The Pension Plan, however, is a separate and distinct provision designed for employees with lengthy company service. By its terms, the Pension Plan unquestionably vests benefits in employees with the requisite amount of service, as Example 3 at page 11 of the Plan (Defendant’s Exhibit II) makes clear. The Disability Benefit Plan, attached to and constituting Part B of the Pension Plan, restricts benefits to employees with 15 years or more of company service (10 years or more in order to obtain pension benefits). If vesting were not intended, it would have been a simple matter to draft this special plan in accordance with the other company disability plans (Appendix D and E) to avoid vesting.
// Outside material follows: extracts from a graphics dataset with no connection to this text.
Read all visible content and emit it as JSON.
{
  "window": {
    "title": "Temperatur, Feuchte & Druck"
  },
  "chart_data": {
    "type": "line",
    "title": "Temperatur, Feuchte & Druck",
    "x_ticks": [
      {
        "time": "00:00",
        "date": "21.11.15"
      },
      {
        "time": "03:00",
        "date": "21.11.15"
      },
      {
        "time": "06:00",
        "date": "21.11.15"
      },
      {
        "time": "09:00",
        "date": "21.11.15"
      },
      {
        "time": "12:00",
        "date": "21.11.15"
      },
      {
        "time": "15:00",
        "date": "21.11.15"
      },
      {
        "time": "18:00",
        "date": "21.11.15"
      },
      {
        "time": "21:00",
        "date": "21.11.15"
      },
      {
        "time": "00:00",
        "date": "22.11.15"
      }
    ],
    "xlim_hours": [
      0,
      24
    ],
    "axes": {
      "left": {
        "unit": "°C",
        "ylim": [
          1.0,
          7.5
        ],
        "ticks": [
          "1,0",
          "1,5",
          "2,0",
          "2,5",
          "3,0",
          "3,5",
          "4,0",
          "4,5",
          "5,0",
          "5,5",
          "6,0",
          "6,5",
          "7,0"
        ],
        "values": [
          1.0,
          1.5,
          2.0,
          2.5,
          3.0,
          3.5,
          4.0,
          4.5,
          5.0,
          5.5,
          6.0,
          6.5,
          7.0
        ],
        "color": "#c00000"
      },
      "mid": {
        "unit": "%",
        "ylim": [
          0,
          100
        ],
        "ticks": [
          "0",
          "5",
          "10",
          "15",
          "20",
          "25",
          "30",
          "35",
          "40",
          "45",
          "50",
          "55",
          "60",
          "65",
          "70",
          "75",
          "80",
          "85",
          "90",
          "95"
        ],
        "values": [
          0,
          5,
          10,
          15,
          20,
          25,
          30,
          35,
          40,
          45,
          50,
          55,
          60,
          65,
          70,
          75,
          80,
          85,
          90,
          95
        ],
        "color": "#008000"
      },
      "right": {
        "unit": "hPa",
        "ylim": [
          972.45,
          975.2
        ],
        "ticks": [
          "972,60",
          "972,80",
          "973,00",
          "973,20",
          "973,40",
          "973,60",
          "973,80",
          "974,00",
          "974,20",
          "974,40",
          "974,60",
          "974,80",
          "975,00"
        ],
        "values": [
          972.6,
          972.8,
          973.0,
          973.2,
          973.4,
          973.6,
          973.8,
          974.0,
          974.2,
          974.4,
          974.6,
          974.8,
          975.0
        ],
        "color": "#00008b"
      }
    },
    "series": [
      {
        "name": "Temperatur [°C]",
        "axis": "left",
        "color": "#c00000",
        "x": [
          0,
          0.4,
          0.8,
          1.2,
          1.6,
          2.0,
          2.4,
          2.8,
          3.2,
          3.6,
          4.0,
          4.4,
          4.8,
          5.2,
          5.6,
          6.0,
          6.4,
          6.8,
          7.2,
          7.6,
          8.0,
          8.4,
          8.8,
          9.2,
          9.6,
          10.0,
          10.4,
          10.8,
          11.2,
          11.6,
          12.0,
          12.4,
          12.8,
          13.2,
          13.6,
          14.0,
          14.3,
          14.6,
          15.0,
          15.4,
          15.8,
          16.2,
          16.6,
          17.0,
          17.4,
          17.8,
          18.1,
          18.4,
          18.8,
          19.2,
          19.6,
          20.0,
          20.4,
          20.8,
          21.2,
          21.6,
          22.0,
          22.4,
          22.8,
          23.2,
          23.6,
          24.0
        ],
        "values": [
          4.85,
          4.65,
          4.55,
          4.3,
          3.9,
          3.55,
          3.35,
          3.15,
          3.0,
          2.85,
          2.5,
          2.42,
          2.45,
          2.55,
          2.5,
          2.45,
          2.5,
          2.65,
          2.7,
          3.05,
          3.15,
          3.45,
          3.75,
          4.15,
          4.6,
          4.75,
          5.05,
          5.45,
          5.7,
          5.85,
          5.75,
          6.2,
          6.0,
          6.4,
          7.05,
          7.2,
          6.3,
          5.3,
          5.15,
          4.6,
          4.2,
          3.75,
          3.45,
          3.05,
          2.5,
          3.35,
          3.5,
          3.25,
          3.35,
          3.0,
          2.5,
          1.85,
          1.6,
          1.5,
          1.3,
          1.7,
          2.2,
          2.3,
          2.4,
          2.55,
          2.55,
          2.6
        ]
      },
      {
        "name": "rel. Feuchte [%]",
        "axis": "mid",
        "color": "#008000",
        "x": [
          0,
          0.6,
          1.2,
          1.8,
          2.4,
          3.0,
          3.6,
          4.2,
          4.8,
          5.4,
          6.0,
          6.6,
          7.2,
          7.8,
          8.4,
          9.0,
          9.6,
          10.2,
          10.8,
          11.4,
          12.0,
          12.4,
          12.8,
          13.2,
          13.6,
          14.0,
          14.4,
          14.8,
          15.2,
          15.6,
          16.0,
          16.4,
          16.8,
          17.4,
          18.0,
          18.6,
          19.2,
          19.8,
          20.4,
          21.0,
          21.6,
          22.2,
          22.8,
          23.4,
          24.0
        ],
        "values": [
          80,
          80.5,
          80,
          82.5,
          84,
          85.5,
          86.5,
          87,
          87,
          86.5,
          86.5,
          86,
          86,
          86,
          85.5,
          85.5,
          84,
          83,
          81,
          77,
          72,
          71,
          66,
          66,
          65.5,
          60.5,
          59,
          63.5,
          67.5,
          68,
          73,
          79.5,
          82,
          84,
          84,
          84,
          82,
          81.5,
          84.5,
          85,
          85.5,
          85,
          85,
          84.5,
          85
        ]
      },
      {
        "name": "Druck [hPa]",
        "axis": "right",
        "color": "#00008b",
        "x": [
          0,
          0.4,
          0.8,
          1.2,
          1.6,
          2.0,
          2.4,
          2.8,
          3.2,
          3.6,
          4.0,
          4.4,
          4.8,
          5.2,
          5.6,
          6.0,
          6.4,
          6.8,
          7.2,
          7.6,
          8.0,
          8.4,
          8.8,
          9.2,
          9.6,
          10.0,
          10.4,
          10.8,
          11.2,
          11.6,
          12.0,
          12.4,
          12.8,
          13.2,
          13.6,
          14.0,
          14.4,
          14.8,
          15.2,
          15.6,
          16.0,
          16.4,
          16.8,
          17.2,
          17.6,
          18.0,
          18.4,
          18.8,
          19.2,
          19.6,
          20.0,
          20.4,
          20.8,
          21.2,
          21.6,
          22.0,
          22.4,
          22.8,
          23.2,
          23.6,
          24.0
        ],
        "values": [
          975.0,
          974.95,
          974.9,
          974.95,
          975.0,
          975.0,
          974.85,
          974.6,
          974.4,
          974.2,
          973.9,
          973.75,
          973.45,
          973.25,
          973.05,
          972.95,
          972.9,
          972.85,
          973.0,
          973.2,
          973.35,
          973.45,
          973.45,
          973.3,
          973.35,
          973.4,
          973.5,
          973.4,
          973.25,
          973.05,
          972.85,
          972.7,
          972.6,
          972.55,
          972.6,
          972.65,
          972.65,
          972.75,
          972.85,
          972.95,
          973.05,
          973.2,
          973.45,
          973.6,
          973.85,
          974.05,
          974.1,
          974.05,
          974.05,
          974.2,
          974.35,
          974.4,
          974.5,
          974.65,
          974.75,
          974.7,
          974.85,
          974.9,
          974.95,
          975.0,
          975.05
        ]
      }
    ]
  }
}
If we treat the district court’s conclusion that the layoff of Tolbert constituted a “termination of employment” as a finding of fact, it is entitled, of course, to tbe protection of the clearly erroneous rule. Assuming, without deciding, that Tolbert was in fact permanently terminated, we hold nevertheless that Tolbert was within the coverage of the Pension Plan because of vesting. But it is worth mentioning that Tolbert may have been an “employee” at all critical times and, as such, within the coverage of the plan. In Fishgold v. Sullivan Drydock and Repair Corp., 328 U.S. 275, 287, 66 S.Ot. 1105, 1112, 90 L.Ed. 1230 (1945), the Supreme Court said in a different context:

A furlough is not considered a discharge. It is a form of lay-off. So is a leave of absence. And whether either results from unilateral action by the employer or otherwise, consequences are quite different from termination of the employment relationship.

An employee on furlough or on leave of absence has a continuing relationship with the employer; he retains a right to be restored to work under specified con- ■ ditions.






Concurrence Opinion

WIDENER, Circuit Judge

(concurring) :

I concur in the result.

The district court, in its written opinion, stated correctly the rule to be applied here, but failed to properly apply it:

“The general rule has been that a layoff amounts to termination where it is intended as a permanent dissolution of the employer-employee relationship. However, where a layoff is intended as mere temporary interruption from work, it does not constitute termination of employment.”

Since the contract itself provides for layoffs and recalls by seniority, and retention of seniority during layoff status, in some instances for as much as two years, the employee was, in fact, recalled to his job, obviously under the terms of the contract; the disability plan itself contains no disqualification on account of layoff as it easily could have; and the employee had not accepted other work or indicated in any way his intention to sever the employment relationship with his employer; I think, at the time he suffered his disability, he was “an employee within the coverage of this plan” under the terms of the collective bargaining agreement, of which the plan must be considered a part. Thus, I would allow the employee to recover under ordinary principles of contract law and not be required to go beyond the four corners of the contract and its included disability plan.

I do not consider that F.R.Civ.P. 52(a) concerning findings of fact has any application to this case, one way or the other. Had the district judge based a finding of permanent termination of employment on credible oral testimony, I probably would have voted to affirm. There was no factual finding by the district judge based on anything other than writings which are before us, and such parts of the opinion below as may allude to facts are in reality nothing more than the giving of emphasis to certain parts of the contract and recitals of admitted events.